In a global economy, no country can stop deployment of consumer AI for digital goods unless you go full North Korea.
If you want some kind of international moratorium I'm all ears, but whining at people for buying AI digital art for $0 instead of graphic designers for $10,000 is utterly pointless. At best, you'll get them to buy art from Philippine designers... who are using AI... for $.50.
I have reservations about AI, but what do you gain with this approach? Guilt and national protectionism is utterly pointless.
Unless they are saying they don't want anyone "trained" on "their data", it's a phrase that simply makes no sense and only expressed by people who don't know how the real world works at all.
spare me the false equivalence of pattern theft from human beings learning or reacting.
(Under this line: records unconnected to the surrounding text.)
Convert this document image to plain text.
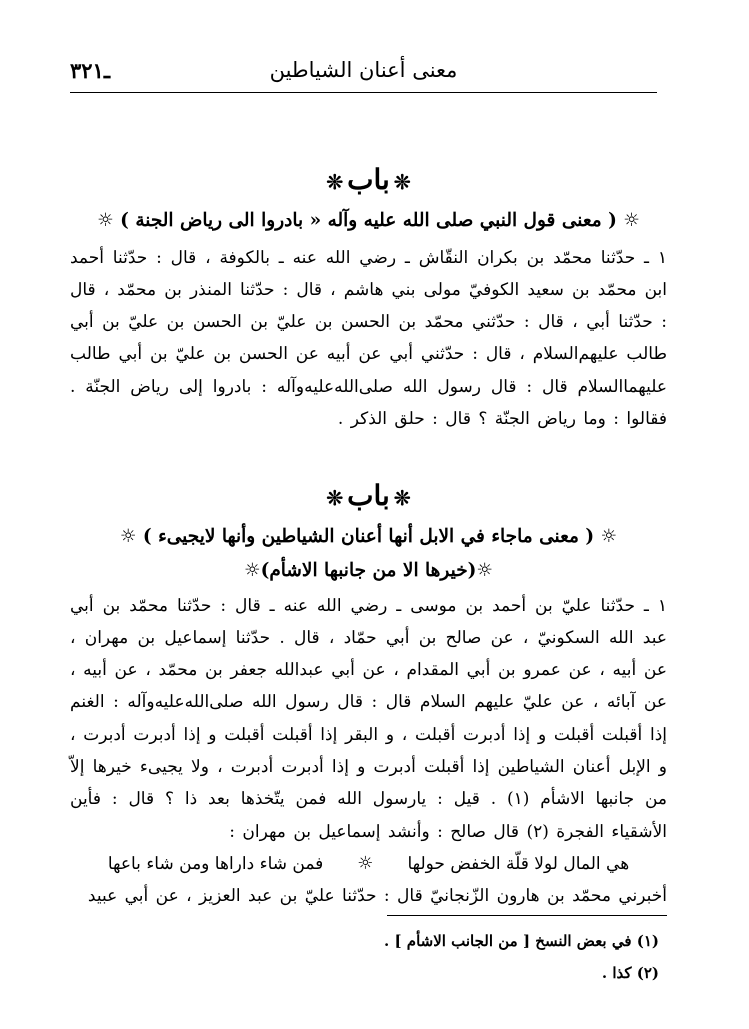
ـ٣٢١	معنى أعنان الشياطين

❊باب❊

☼ ( معنى قول النبي صلى الله عليه وآله « بادروا الى رياض الجنة ) ☼

١ ـ حدّثنا محمّد بن بكران النقّاش ـ رضي الله عنه ـ بالكوفة ، قال : حدّثنا أحمد ابن محمّد بن سعيد الكوفيّ مولى بني هاشم ، قال : حدّثنا المنذر بن محمّد ، قال : حدّثنا أبي ، قال : حدّثني محمّد بن الحسن بن عليّ بن الحسن بن عليّ بن أبي طالب عليهم‌السلام ، قال : حدّثني أبي عن أبيه عن الحسن بن عليّ بن أبي طالب عليهما‌السلام قال : قال رسول الله صلى‌الله‌عليه‌وآله : بادروا إلى رياض الجنّة . فقالوا : وما رياض الجنّة ؟ قال : حلق الذكر .

❊باب❊

☼ ( معنى ماجاء في الابل أنها أعنان الشياطين وأنها لايجيىء ) ☼

☼(خيرها الا من جانبها الاشأم)☼

١ ـ حدّثنا عليّ بن أحمد بن موسى ـ رضي الله عنه ـ قال : حدّثنا محمّد بن أبي عبد الله السكونيّ ، عن صالح بن أبي حمّاد ، قال . حدّثنا إسماعيل بن مهران ، عن أبيه ، عن عمرو بن أبي المقدام ، عن أبي عبدالله جعفر بن محمّد ، عن أبيه ، عن آبائه ، عن عليّ عليهم السلام قال : قال رسول الله صلى‌الله‌عليه‌وآله : الغنم إذا أقبلت أقبلت و إذا أدبرت أقبلت ، و البقر إذا أقبلت أقبلت و إذا أدبرت أدبرت ، و الإبل أعنان الشياطين إذا أقبلت أدبرت و إذا أدبرت أدبرت ، ولا يجيىء خيرها إلاّ من جانبها الاشأم (١) . قيل : يارسول الله فمن يتّخذها بعد ذا ؟ قال : فأين الأشقياء الفجرة (٢) قال صالح : وأنشد إسماعيل بن مهران :

هي المال لولا قلّة الخفض حولها
☼
فمن شاء داراها ومن شاء باعها

أخبرني محمّد بن هارون الزّنجانيّ قال : حدّثنا عليّ بن عبد العزيز ، عن أبي عبيد

(١) في بعض النسخ [ من الجانب الاشأم ] .

(٢) كذا .
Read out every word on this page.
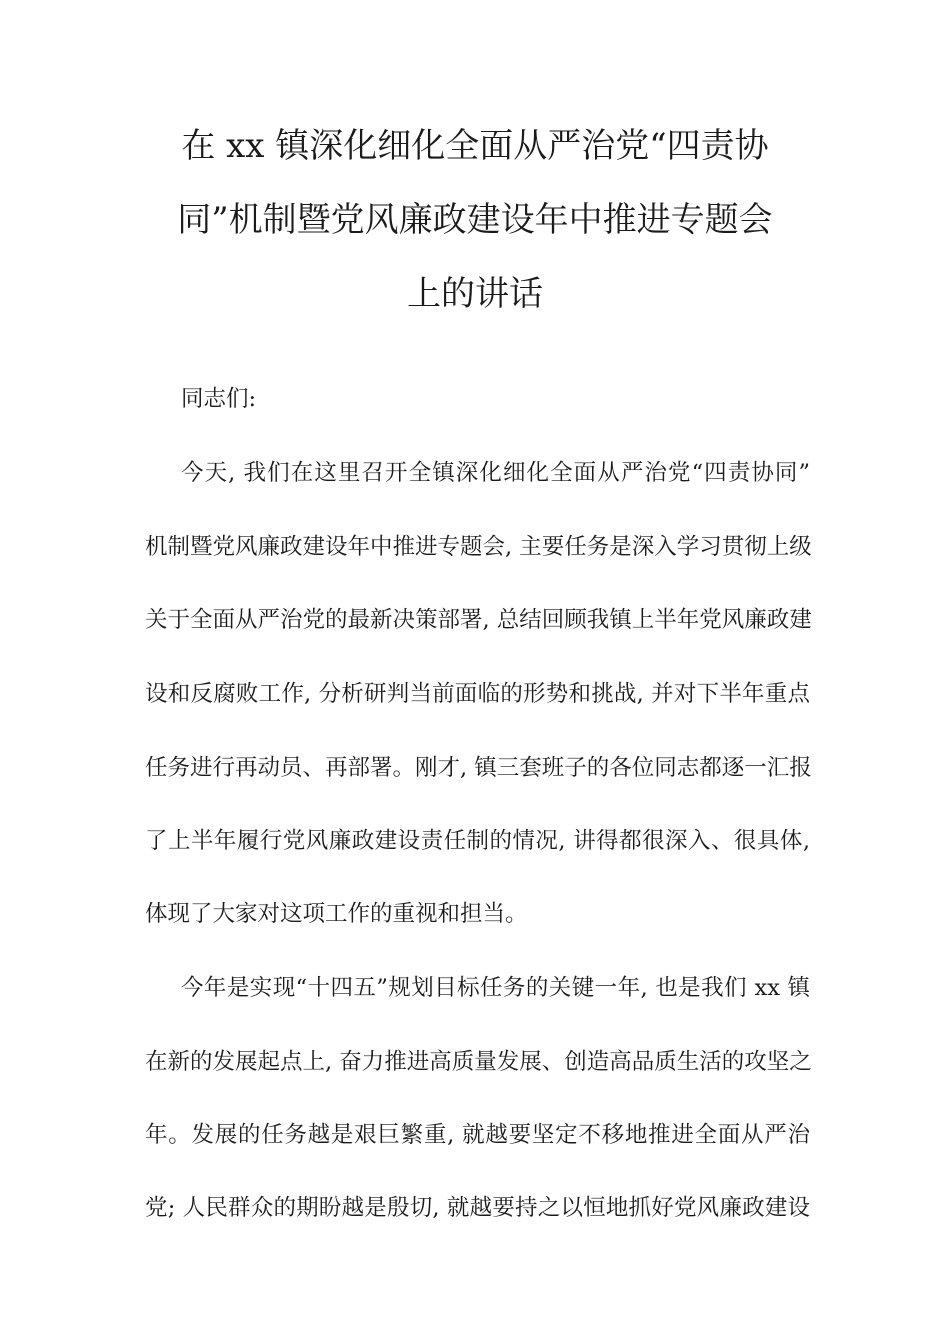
在 xx 镇深化细化全面从严治党“四责协
同”机制暨党风廉政建设年中推进专题会
上的讲话
同志们:
今天, 我们在这里召开全镇深化细化全面从严治党“四责协同”
机制暨党风廉政建设年中推进专题会, 主要任务是深入学习贯彻上级
关于全面从严治党的最新决策部署, 总结回顾我镇上半年党风廉政建
设和反腐败工作, 分析研判当前面临的形势和挑战, 并对下半年重点
任务进行再动员、再部署。刚才, 镇三套班子的各位同志都逐一汇报
了上半年履行党风廉政建设责任制的情况, 讲得都很深入、很具体,
体现了大家对这项工作的重视和担当。
今年是实现“十四五”规划目标任务的关键一年, 也是我们 xx 镇
在新的发展起点上, 奋力推进高质量发展、创造高品质生活的攻坚之
年。发展的任务越是艰巨繁重, 就越要坚定不移地推进全面从严治
党; 人民群众的期盼越是殷切, 就越要持之以恒地抓好党风廉政建设
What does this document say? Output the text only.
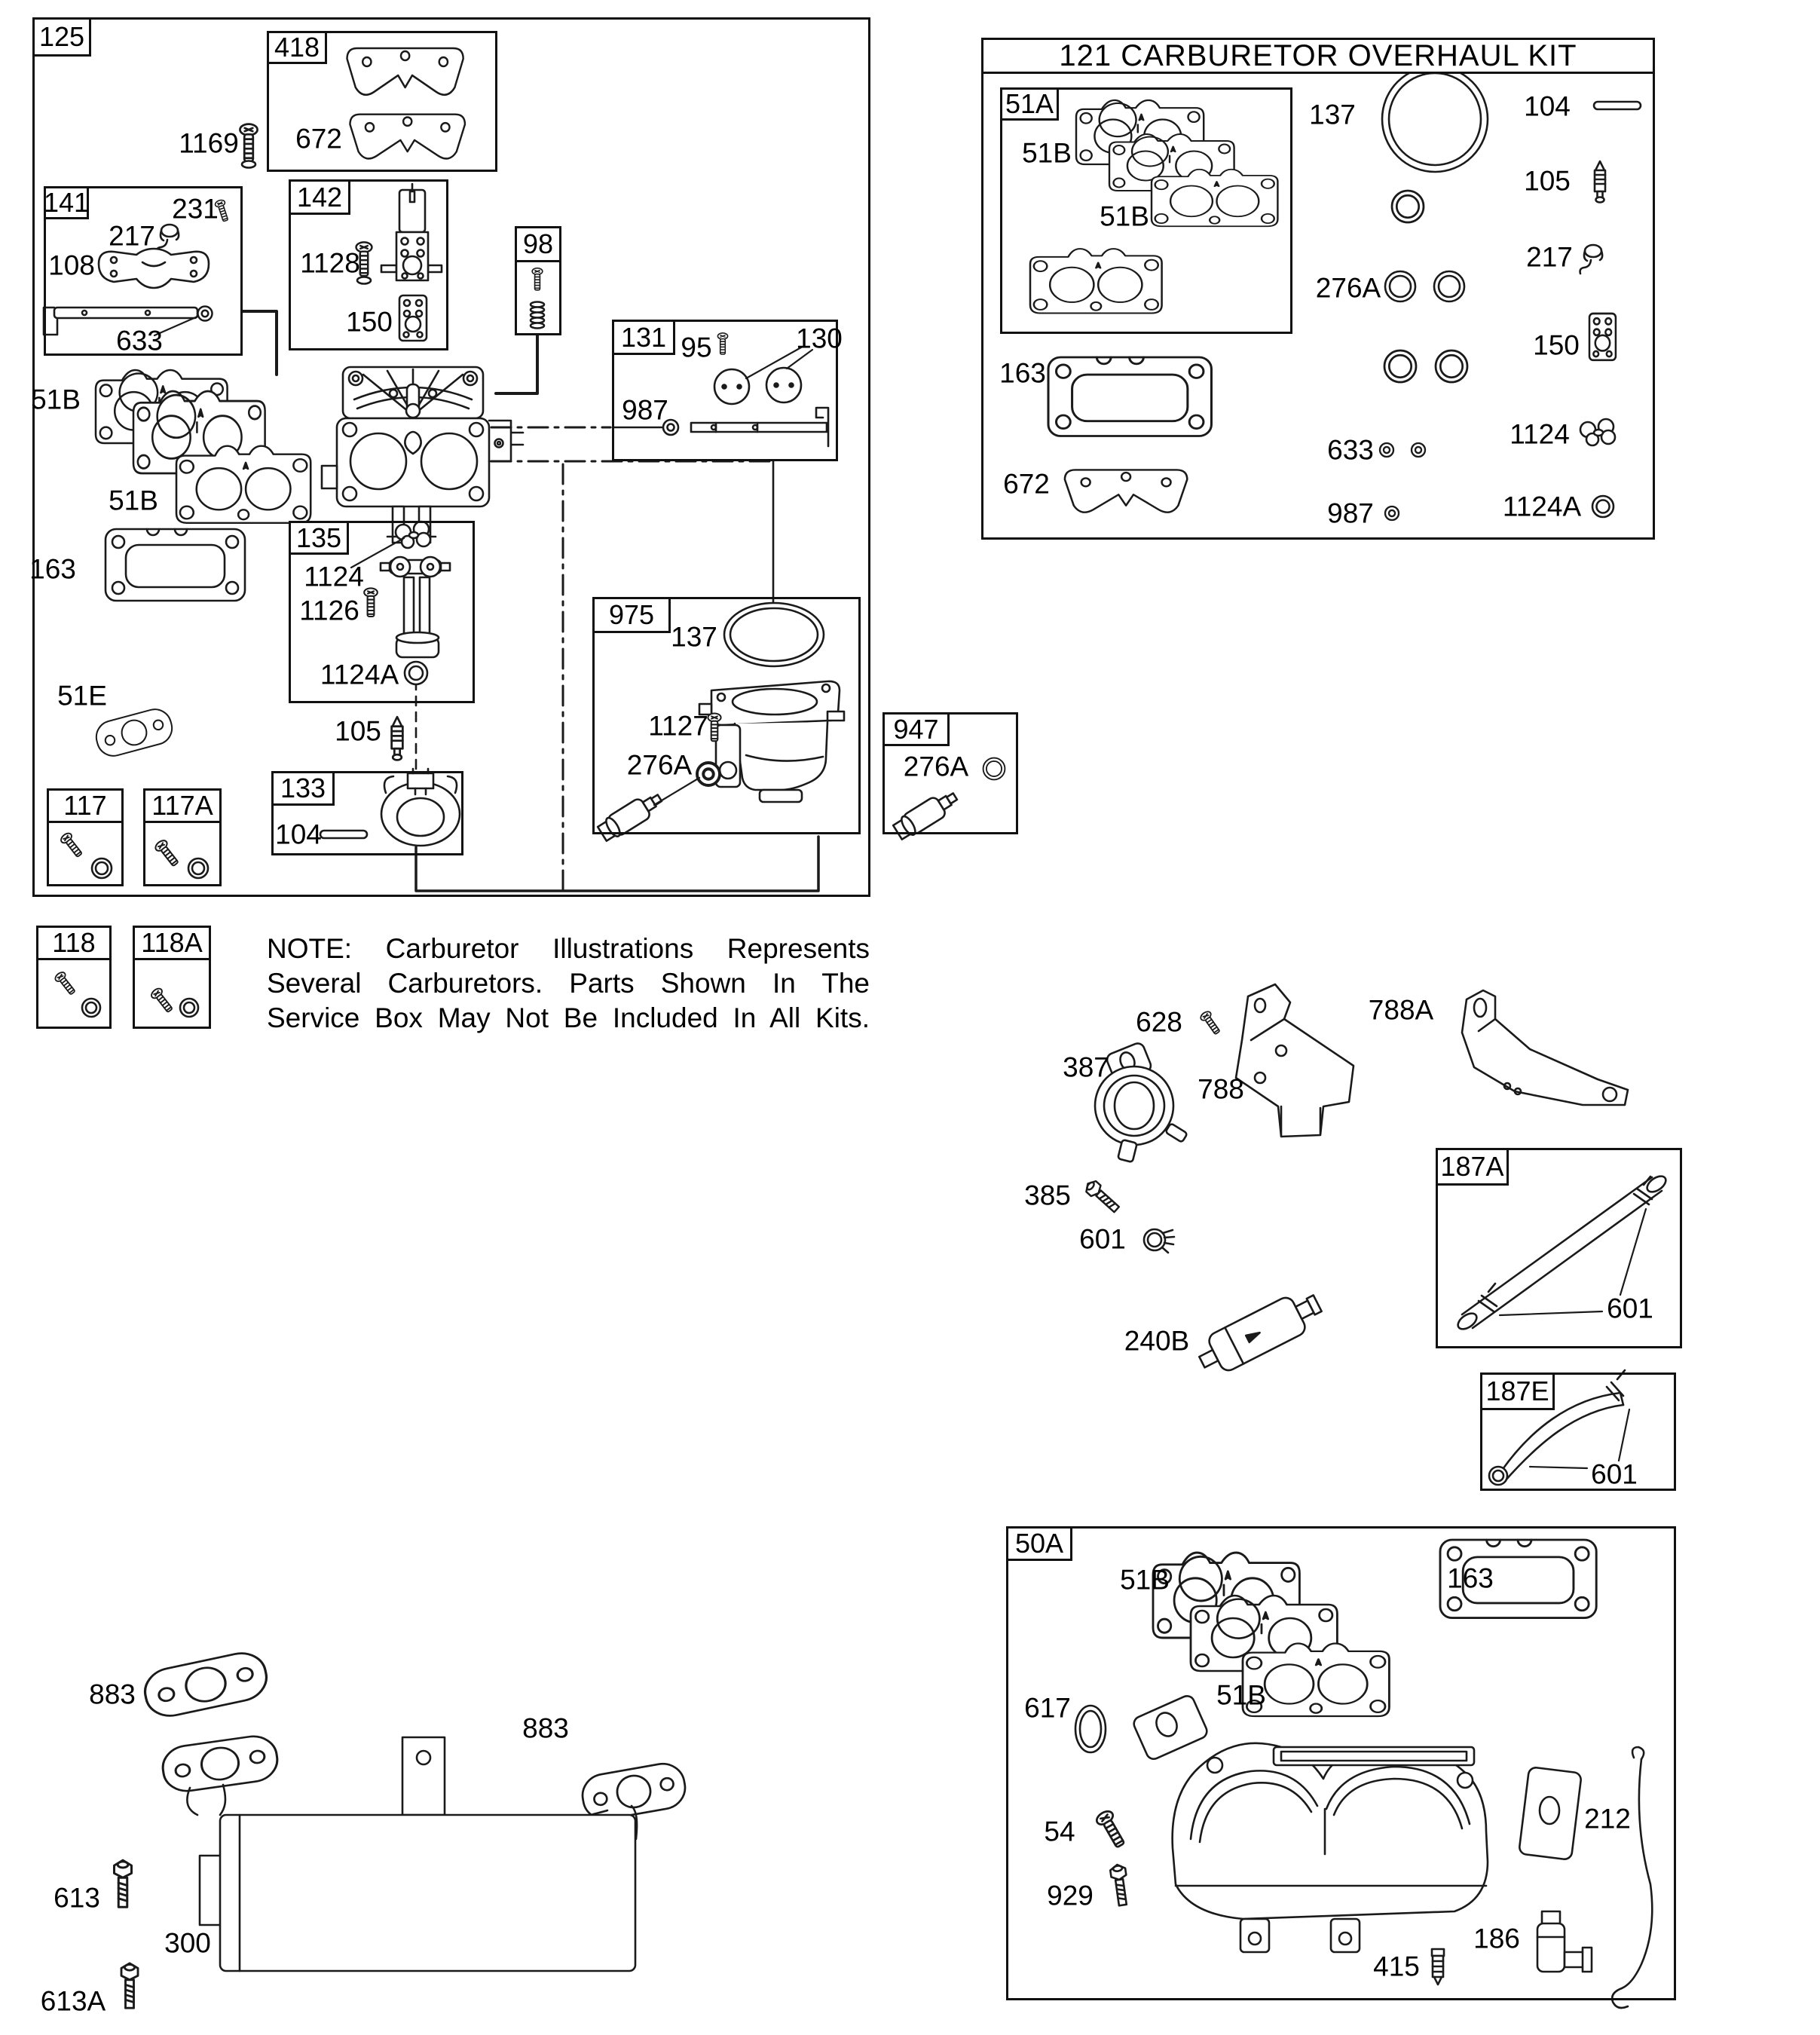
125	418
141	142
98
131
135
117	117A
133
975
947
118	118A
121 CARBURETOR OVERHAUL KIT
51A
187A
187E
50A
1169 672
231
217
108
633
1128
150
95	130
987
51B
51B
163	1124
1126
1124A
51E
105
104
137
1127
276A	276A
51B
51B
137	104
105
217
276A
150
163
633
1124
672
987	1124A
628	788A
387
788
385
601
240B
601
601
883
883
613
300
613A
51B	163
51B
617
54
929
212
415
186
NOTE: Carburetor Illustrations Represents Several Carburetors. Parts Shown In The Service Box May Not Be Included In All Kits.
the express purpose of said pattern ripoff machines is to obviate me and regurgitate likenesses of my work, so, no, i shall not participate in my own murder.
Some people like AI. They should use it, talk about why they like it and use products that leverage it.
Other people don't like it. They should avoid using it, talk about why they don't like it and not use products that leverage it.
Each side's enthusiasm for their perspective can be shared for the purposes of convincing others that theirs is the correct perspective.
That all sounds pretty fine to me?
Same as with Crypto, the bubble pops, and while the tech doesn't magically vanish it stops the seemingly geometric growth driven by speculative investment. The assumption built into all of these debates is so... uncritical, and can be summed up as, "The issues we see with 'AI', scaling, energy/water demand, hallucinations, running out of data and having to cannibalize itself, etc... can be solved within the existing frameworks." There is no indication of that being true, and frankly a lot of indications that it isn't.
Buuuuut a chunk of the US economy in the form of NVIDIA is tied up in pretending that it's true, a lot of companies are going whole hog into this, and of course a ton of people here are drawing their salaries based on that assumption. For those of us who aren't in that position however, much like Crypto was a real tech with hugely overblown marketing, 'AI' is the same.
Winter is coming.
That is not to say we are powerless to regulate aspects of how this technology is legally utilized, but this sort of quasi-luddite "turn it off" response is totally infeasible.
The best bet we have for making the AI future suck less is by building things which make life more compatible with AI. That means a revamp of how we handle intellectual property, how we handle education, how we manage an economy humanely in a world where human labor potential is comparatively diminished.
We need to focus upward toward the things that can make humanity able to handle the transition. Not downward toward the sand where we can pretend it isn't happening.
EDIT: please respond if you're going to take away my karma for my honest opinion. I use AI almost every waking hour but we have to be realists about the impacts on society
There is no deep insight.
It is highly formulaic and mechanical:
1. Find a controversy
2. Invent a trend
3. Get quotes from some people who agree with you
4. Mention “ethics” all at a very superficial level.
5. Publish
You would be much better served by having a 15 minute conversation with ChatGPT about this topic than reading this article.
the humans, writ large, do not want this LLM revolution. a handful of well connected folks overruling this and ramming AI everything down everyone's throats will not alter this sentiment to become acceptance instead.
polling is consistent with the articles simple conclusion, so your claim of manufactured outrage rings hollow.
I'm not exactly an "AI optimist", but this is not constructive journalism by any means. There are countless unaddressed, explicitly tech-related issues that would only further metastasise if we arbitrarily reverted and then halted progress to 2021.
AI, on the other hand, is seeming to (promise, at least) lead to the polar opposite.
If that's "plateauing"...
However I do agree with the general sentiment.
I find the current hype cycle of LLMs to be similar to the petro industry: there are many useful applications of petroleum, without having to set it on fire. And yet the industry is loath to give up on a use that consumes copious quantities of it's product.
LLMs have many beneficial applications, in deep data analysis and pattern matching. Yet industry is intent on applying the tech to problems where its results are dubious, because of the mass market of those applications.
So much for the magical black box of the market 8-/ As in every documented case ever: product vendors will take every dollar possible, to hell with consequences.
Think of the radioactive skin cream of the '50s 8-/ Sure, it's "good" for you, and "more doctors choose camel"... And never mind that whole libtard fake-news that the planet's ecosystem is going to shit... Every patriot knows the little bebe jesus put it all here for us to trash, obviously...
It's in this context that LLMs are definitely the best way to decide whether or not your insurance company pays for you to get a kidney transplant 8-/
As long as I'm on a roll, and related to my first sentence, I _really_ dislike the em dashes 8-/ and their use has really spread with the prevalence of LLM generated text. Not just in the LLM text, but in the text of humans that are influenced by the LLM text.
If people would just use them "incorrectly", that is with spaces around them, then they would follow the general rule of english writing, to delimit words and phrases with a space.